To be sure, it was in the eastern basin that the two richest uranium deposits in the world had been discovered, at Cigar Lake and McArthur River.
“It’s hard to describe how rich those deposits are, and how much of an anomaly they are in terms of other uranium mines,” says Gunning. “They have dominated the mystique of the Athabasca.”
As a result, he says, the eastern Athabasca has been the most heavily explored, with a well-developed infrastructure to support it.
“At the Geological Survey, we used to say there’s nothing wrong with the geology of the western side of the basin.

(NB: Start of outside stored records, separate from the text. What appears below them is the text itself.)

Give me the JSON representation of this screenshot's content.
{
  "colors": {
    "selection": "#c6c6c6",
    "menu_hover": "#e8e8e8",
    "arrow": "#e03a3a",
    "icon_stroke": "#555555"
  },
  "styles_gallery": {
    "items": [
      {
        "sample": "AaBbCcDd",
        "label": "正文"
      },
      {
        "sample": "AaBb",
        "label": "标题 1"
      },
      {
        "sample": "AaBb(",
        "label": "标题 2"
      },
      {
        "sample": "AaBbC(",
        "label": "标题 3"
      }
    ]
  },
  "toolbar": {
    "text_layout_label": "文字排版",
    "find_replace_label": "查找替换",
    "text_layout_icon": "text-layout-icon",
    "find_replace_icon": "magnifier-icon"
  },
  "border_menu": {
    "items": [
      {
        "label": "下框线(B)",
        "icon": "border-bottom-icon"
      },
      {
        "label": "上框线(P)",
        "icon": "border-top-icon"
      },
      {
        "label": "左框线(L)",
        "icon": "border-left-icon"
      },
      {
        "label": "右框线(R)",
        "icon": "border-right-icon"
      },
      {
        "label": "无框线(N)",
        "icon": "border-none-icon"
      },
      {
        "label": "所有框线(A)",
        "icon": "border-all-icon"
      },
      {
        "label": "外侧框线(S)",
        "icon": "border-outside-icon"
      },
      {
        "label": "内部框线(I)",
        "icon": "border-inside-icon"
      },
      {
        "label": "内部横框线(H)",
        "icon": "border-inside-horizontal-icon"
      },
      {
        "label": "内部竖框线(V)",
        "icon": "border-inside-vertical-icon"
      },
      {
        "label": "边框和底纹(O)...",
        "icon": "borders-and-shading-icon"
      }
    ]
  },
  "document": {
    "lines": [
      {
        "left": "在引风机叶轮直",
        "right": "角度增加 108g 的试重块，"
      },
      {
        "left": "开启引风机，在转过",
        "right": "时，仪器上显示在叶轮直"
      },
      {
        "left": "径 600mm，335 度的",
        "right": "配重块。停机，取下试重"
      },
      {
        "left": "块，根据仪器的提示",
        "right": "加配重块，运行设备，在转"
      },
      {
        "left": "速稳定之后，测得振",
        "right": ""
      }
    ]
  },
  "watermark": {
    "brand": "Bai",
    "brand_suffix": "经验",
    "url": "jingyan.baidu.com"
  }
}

Nobody has ever said: ‘You need to be on the eastern side.’
“The bread and butter of the Athabasca — the history of the basin since 1969 — was based not on Cigar and McArthur, which are essentially single ore bodies, but on clusters of smaller ore bodies. If you have six or eight of them, even three or four, they start to add up.
“The Patterson Lake discovery is going to remind people that before Cigar and McArthur came along, it was these smaller clusters that really did change the world of uranium.
“Patterson Lake is going to remind people that you can find uranium deposits with truly world-class attributes. It’s showing us near-surface mineralization that we haven’t seen in 40 years. Patterson is so significant in terms of reminding the industry of what the Athabasca is about.”
If Gunning’s best-case scenario stands up, that reminder could be quick in coming.
The task at Patterson Lake South this summer, he says, is to delineate the full extent of the mineralization in the three zones, with the first preliminary resource estimates ready by the first quarter of 2014.
“You can already see resource potential emerging on the three zones, based on the continuity of mineralization in drill holes,” says Gunning. “We will continue drilling on all three zones, and initiate resource estimates individually as they are closed off and fully delineated. That is the way Roughrider evolved, and that is the road that Patterson is taking, and it’s an exciting road at that.”
Looking to the future, Gunning says: “Our job is to keep our heads down, keep the drills turning, get the resource evaluation work going when appropriate and ultimately execute a full preliminary economic evaluation.
“If we can do that successfully, cost effectively and quickly, we will create shareholder value, no question. If Patterson continues to grow the way it did this winter, ‘the deposit will take care of itself’ as the saying goes. It’s already standing out as a potential game-changer.”